FNV baseert haar vordering op artikel 3:305a BW, een zogenaamde groepsactie ten behoeve van haar leden en op de Wet Ketenaansprakelijkheid.
Oordeel kantonrechter
De kantonrechter oordeelt dat voor zover de vordering ten behoeve van de FNV-leden gebaseerd is op een door A gepleegde onrechtmatige daad jegens de werknemers van A-groep, de FNV niet op grond van de groepsactie tot het vorderen van schadevergoeding bevoegd is. Een collectieve actie op grond van het groepsactie artikel van 3:305a BW, kan niet strekken tot een schadevergoeding in geld. Nakoming vorderen van een cao-bepaling is op die voet wel mogelijk.
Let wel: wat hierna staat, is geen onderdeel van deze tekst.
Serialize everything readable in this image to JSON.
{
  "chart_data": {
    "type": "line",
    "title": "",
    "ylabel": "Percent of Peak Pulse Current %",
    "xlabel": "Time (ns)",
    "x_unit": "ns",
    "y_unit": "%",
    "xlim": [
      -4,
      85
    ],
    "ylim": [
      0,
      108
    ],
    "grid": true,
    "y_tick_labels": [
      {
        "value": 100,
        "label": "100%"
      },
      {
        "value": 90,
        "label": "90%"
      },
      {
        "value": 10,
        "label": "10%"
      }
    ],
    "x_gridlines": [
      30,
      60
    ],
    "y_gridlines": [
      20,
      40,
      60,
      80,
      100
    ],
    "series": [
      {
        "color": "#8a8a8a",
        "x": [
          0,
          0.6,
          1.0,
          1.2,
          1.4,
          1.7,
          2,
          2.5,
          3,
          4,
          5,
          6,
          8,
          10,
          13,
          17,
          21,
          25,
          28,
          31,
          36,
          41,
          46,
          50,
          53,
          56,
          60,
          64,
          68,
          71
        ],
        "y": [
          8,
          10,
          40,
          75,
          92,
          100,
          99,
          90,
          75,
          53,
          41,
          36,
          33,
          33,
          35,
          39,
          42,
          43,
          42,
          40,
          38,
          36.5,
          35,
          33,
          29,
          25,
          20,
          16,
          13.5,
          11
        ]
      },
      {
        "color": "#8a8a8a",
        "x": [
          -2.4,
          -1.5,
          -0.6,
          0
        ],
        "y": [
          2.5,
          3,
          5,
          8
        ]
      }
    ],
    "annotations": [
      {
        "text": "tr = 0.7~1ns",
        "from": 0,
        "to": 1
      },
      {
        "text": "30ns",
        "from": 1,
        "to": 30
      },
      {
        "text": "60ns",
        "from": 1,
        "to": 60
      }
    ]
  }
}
A is lid van FME-CWM die partij is bij de cao Metalektro. Op grond van artikel 9 van de Wet CAO is zij gehouden de bepalingen van deze cao tegenover de cao-partijen na te leven. Uit de cao volgt dat de beloning van de door A ingeleende uitzendkrachten op hetzelfde niveau moet liggen als de beloning van de eigen werknemers. De ex werknemers van A-groep kunnen echter, aan de cao geen directe vorderingen op A tot nakoming van een (mogelijke) salarisvordering ontlenen. De cao legt geen rechtstreekse betalingsverplichting op A tegenover de door haar ingeleende uitzendkrachten. Wel volgt uit de cao dat A zich ervan moet vergewissen dat de door haar ingeleende uitzendkrachten overeenkomstig de cao worden betaald. De vordering van FNV tot nabetaling van het salaris kan dus ook niet op grond van de cao worden toegewezen.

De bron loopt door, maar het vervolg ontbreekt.